Wednesday, March 07, 2018


Obscurity of the Day: Nielsen

In the 1970s, Universal Press Syndicate was open to trying to sell just about any strip that showed promise. That led to a lot of breakout strips and a lot more that never really got out of the gate. Nielsen is decidedly in that latter category, and the reasons it didn't succeed are just as plain as the reasons that it deserved more of a chance than it got.

Jeff Millar was already a valued asset at Universal, having created the very successful Tank McNamara for the syndicate in 1974. Five years into that strip, Millar must have been feeling a little restricted by the sports focus of his feature. While the meat of Tank McNamara was mass media, it was all filtered through the lens of sports. Millar came up with Nielsen, appropriating the name of the ubiquitous TV ratings company, to extend his commentary about mass media to the more general music, TV, movie and advertising businesses. Universal liked the idea and paired Millar with a new collaborating cartoonist, Jon McIntosh, to produce the strip. (McIntosh in his bio says he drew two different Universal strips, but I don't know what the other was.)

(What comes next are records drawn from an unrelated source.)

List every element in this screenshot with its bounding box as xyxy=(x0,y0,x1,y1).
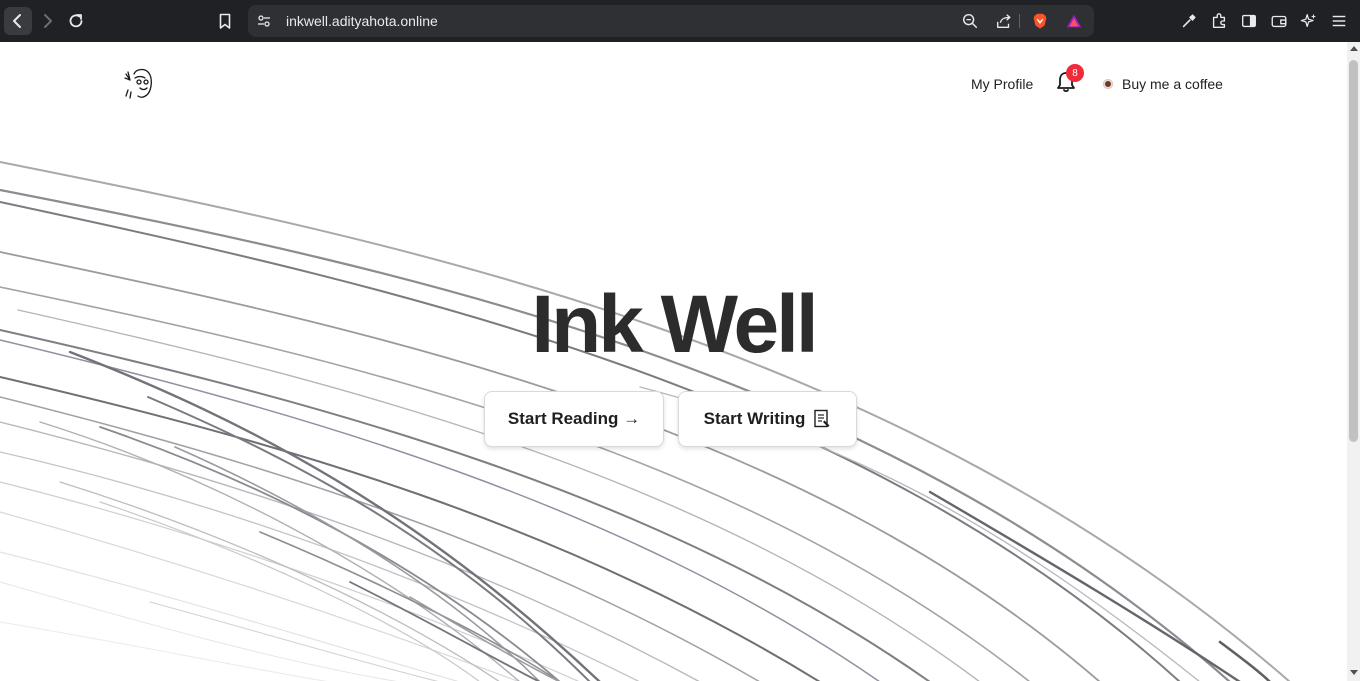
scroll-up-arrow-icon[interactable] xyxy=(1350,46,1358,51)
document-edit-icon xyxy=(814,409,830,428)
sidebar-button[interactable] xyxy=(1239,11,1259,31)
sidebar-icon xyxy=(1242,14,1256,28)
notification-badge: 8 xyxy=(1066,64,1084,82)
leo-ai-button[interactable] xyxy=(1299,11,1319,31)
extensions-button[interactable] xyxy=(1209,11,1229,31)
eyedropper-icon xyxy=(1182,14,1196,28)
menu-icon xyxy=(1332,15,1346,27)
brave-shield-button[interactable] xyxy=(1030,11,1050,31)
wallet-icon xyxy=(1271,15,1287,28)
start-reading-button[interactable]: Start Reading → xyxy=(484,391,664,447)
reload-icon xyxy=(69,14,83,28)
eyedropper-button[interactable] xyxy=(1179,11,1199,31)
bookmark-button[interactable] xyxy=(211,7,239,35)
buy-me-a-coffee-link[interactable]: Buy me a coffee xyxy=(1103,72,1223,96)
my-profile-link[interactable]: My Profile xyxy=(971,72,1033,96)
share-icon xyxy=(997,14,1011,28)
scroll-down-arrow-icon[interactable] xyxy=(1350,670,1358,675)
leo-ai-icon xyxy=(1300,13,1317,28)
start-reading-label: Start Reading → xyxy=(507,409,641,428)
forward-button[interactable] xyxy=(33,7,61,35)
bookmark-icon xyxy=(219,13,231,29)
doodle-avatar-logo[interactable] xyxy=(122,66,158,102)
vertical-scrollbar[interactable] xyxy=(1347,42,1360,681)
reload-button[interactable] xyxy=(62,7,90,35)
start-writing-button[interactable]: Start Writing xyxy=(678,391,857,447)
url-text[interactable]: inkwell.adityahota.online xyxy=(286,13,438,29)
brave-rewards-button[interactable] xyxy=(1064,11,1084,31)
buy-me-a-coffee-label: Buy me a coffee xyxy=(1122,76,1223,92)
zoom-icon xyxy=(962,13,978,29)
forward-icon xyxy=(44,14,52,28)
wallet-button[interactable] xyxy=(1269,11,1289,31)
start-writing-label: Start Writing xyxy=(703,409,806,428)
page-viewport: My Profile 8 Buy me a coffee Ink Well St… xyxy=(0,42,1347,681)
scroll-thumb[interactable] xyxy=(1349,60,1358,442)
zoom-button[interactable] xyxy=(960,11,980,31)
address-bar[interactable]: inkwell.adityahota.online xyxy=(248,5,1094,37)
browser-toolbar: inkwell.adityahota.online xyxy=(0,0,1360,42)
brave-rewards-icon xyxy=(1066,14,1082,28)
back-icon xyxy=(13,14,21,28)
brave-shield-icon xyxy=(1033,13,1047,29)
hero-title: Ink Well xyxy=(531,279,818,370)
back-button[interactable] xyxy=(4,7,32,35)
menu-button[interactable] xyxy=(1329,11,1349,31)
site-settings-icon[interactable] xyxy=(256,13,272,29)
coffee-icon xyxy=(1103,79,1113,89)
share-button[interactable] xyxy=(994,11,1014,31)
divider xyxy=(1019,14,1020,28)
extensions-icon xyxy=(1212,13,1226,28)
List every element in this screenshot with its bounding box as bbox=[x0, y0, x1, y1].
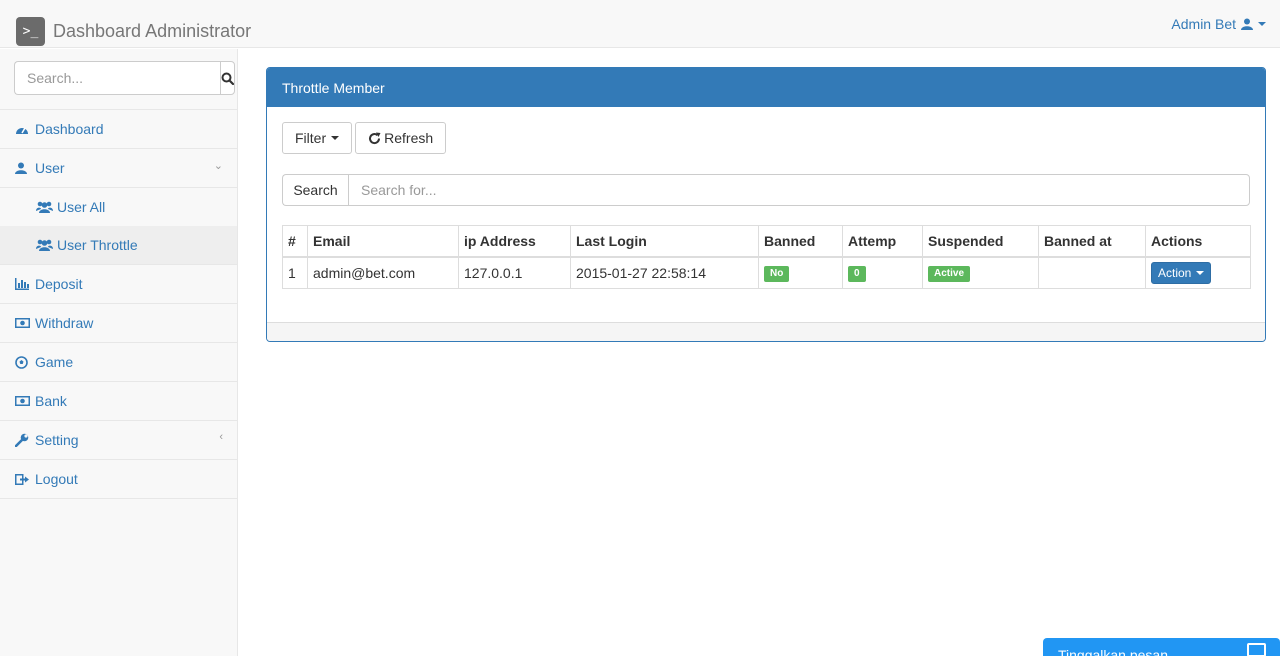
sidebar-item-label: User bbox=[35, 160, 65, 176]
col-actions: Actions bbox=[1145, 225, 1251, 258]
panel-footer bbox=[267, 322, 1265, 341]
chat-widget[interactable]: Tinggalkan pesan bbox=[1043, 638, 1280, 656]
terminal-icon: >_ bbox=[16, 17, 45, 46]
sidebar-subitem-label: User Throttle bbox=[57, 237, 138, 253]
col-banned-at: Banned at bbox=[1038, 225, 1146, 258]
throttle-member-panel: Throttle Member Filter Refresh Search # … bbox=[266, 67, 1266, 342]
sidebar-item-user[interactable]: User ⌄ bbox=[0, 149, 237, 188]
user-menu-dropdown[interactable]: Admin Bet bbox=[1171, 16, 1266, 32]
search-icon bbox=[221, 72, 234, 85]
sidebar-search-input[interactable] bbox=[14, 61, 220, 95]
sidebar-item-label: Bank bbox=[35, 393, 67, 409]
col-number: # bbox=[282, 225, 308, 258]
caret-down-icon bbox=[1196, 270, 1205, 275]
col-email: Email bbox=[307, 225, 459, 258]
cell-last-login: 2015-01-27 22:58:14 bbox=[570, 256, 759, 289]
filter-label: Filter bbox=[295, 130, 327, 146]
sidebar-item-game[interactable]: Game bbox=[0, 343, 237, 382]
col-attempt: Attemp bbox=[842, 225, 923, 258]
banned-badge: No bbox=[764, 266, 790, 283]
col-ip-address: ip Address bbox=[458, 225, 571, 258]
col-banned: Banned bbox=[758, 225, 843, 258]
suspended-badge: Active bbox=[928, 266, 971, 283]
wrench-icon bbox=[15, 433, 31, 447]
col-last-login: Last Login bbox=[570, 225, 759, 258]
chevron-down-icon: ⌄ bbox=[213, 160, 223, 172]
sidebar-search bbox=[0, 49, 237, 110]
user-menu-label: Admin Bet bbox=[1171, 16, 1236, 32]
user-icon bbox=[1241, 18, 1253, 30]
cell-attempt: 0 bbox=[842, 256, 923, 289]
sidebar-item-label: Deposit bbox=[35, 276, 83, 292]
refresh-icon bbox=[369, 132, 381, 144]
cell-banned: No bbox=[758, 256, 843, 289]
sidebar-subitem-user-all[interactable]: User All bbox=[0, 188, 237, 226]
cell-email: admin@bet.com bbox=[307, 256, 459, 289]
brand-title: Dashboard Administrator bbox=[53, 21, 252, 41]
sidebar-item-dashboard[interactable]: Dashboard bbox=[0, 110, 237, 149]
cell-number: 1 bbox=[282, 256, 308, 289]
member-search-group: Search bbox=[282, 174, 1250, 206]
sidebar-item-label: Game bbox=[35, 354, 74, 370]
sidebar-item-withdraw[interactable]: Withdraw bbox=[0, 304, 237, 343]
panel-title: Throttle Member bbox=[267, 68, 1265, 107]
dashboard-icon bbox=[15, 122, 31, 136]
refresh-label: Refresh bbox=[384, 130, 434, 146]
member-search-input[interactable] bbox=[348, 174, 1250, 206]
bar-chart-icon bbox=[15, 277, 31, 291]
money-icon bbox=[15, 394, 31, 408]
sidebar-item-label: Logout bbox=[35, 471, 78, 487]
cell-banned-at bbox=[1038, 256, 1146, 289]
users-icon bbox=[36, 238, 54, 252]
action-dropdown-button[interactable]: Action bbox=[1151, 261, 1212, 284]
soccer-ball-icon bbox=[15, 355, 31, 369]
sidebar-item-label: Dashboard bbox=[35, 121, 104, 137]
caret-down-icon bbox=[331, 136, 340, 140]
user-icon bbox=[15, 161, 31, 175]
cell-actions: Action bbox=[1145, 256, 1251, 289]
search-addon-label: Search bbox=[282, 174, 348, 206]
col-suspended: Suspended bbox=[922, 225, 1039, 258]
throttle-table: # Email ip Address Last Login Banned Att… bbox=[282, 225, 1251, 289]
chat-window-icon bbox=[1247, 643, 1266, 656]
table-row: 1 admin@bet.com 127.0.0.1 2015-01-27 22:… bbox=[282, 256, 1251, 289]
sidebar-search-button[interactable] bbox=[220, 61, 235, 95]
refresh-button[interactable]: Refresh bbox=[355, 122, 447, 154]
top-navbar: >_ Dashboard Administrator Admin Bet bbox=[0, 0, 1280, 48]
cell-suspended: Active bbox=[922, 256, 1039, 289]
sign-out-icon bbox=[15, 472, 31, 486]
sidebar-item-label: Setting bbox=[35, 432, 79, 448]
attempt-badge: 0 bbox=[848, 266, 866, 283]
sidebar-item-setting[interactable]: Setting ‹ bbox=[0, 421, 237, 460]
sidebar-subitem-label: User All bbox=[57, 199, 106, 215]
sidebar: Dashboard User ⌄ User All User Throttle … bbox=[0, 49, 238, 656]
money-icon bbox=[15, 316, 31, 330]
caret-down-icon bbox=[1258, 22, 1266, 26]
users-icon bbox=[36, 200, 54, 214]
action-label: Action bbox=[1158, 265, 1192, 280]
sidebar-item-logout[interactable]: Logout bbox=[0, 460, 237, 499]
cell-ip: 127.0.0.1 bbox=[458, 256, 571, 289]
chat-label: Tinggalkan pesan bbox=[1058, 647, 1169, 656]
chevron-left-icon: ‹ bbox=[219, 431, 223, 443]
sidebar-item-label: Withdraw bbox=[35, 315, 94, 331]
brand[interactable]: >_ Dashboard Administrator bbox=[16, 17, 251, 46]
sidebar-item-bank[interactable]: Bank bbox=[0, 382, 237, 421]
sidebar-item-deposit[interactable]: Deposit bbox=[0, 265, 237, 304]
filter-button[interactable]: Filter bbox=[282, 122, 353, 154]
sidebar-subitem-user-throttle[interactable]: User Throttle bbox=[0, 226, 237, 264]
table-header-row: # Email ip Address Last Login Banned Att… bbox=[282, 225, 1251, 258]
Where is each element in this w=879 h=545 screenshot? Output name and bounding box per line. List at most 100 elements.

Neilsen debuted on April 2 1979 in a very modest number of client papers. The problems with the strip that kept it from a big opening seem pretty obvious -- there was a lack of focus and too many characters. The short 2-4 day continuities in the daily gave the strip a jackrabbit feel with the subject bouncing around in all directions, and without a strong central character to hold it all together it just seemed schizophrenic and unsettling.

On the other hand, Millar was offering wonderfully wry commentary on mass media, his gags were more hit than miss, and the strip had a great modern look to it. Had Millar been given the time to hone his strip a bit, and give readers time to catch up with him, it might have been as much or more of a success than Tank McNamara. However, at Universal Press in those days, the red carpet that was so swiftly laid down could also be yanked from under just as quickly. Nielsen was taken off the air on October 20 1979, just a hair past the six month mark.


"Second Chances", drawn by Hinds, fared better. Focused on a couple who were both on their second marriage, it ran for a few years. In the end, Tank moved into the house next door (an event presented in both strips). The Chances live on as Tank's friends, usually offering advice and commentary on Tank's love life.
Sadly, it looks like Jon McIntosh died sometime this month.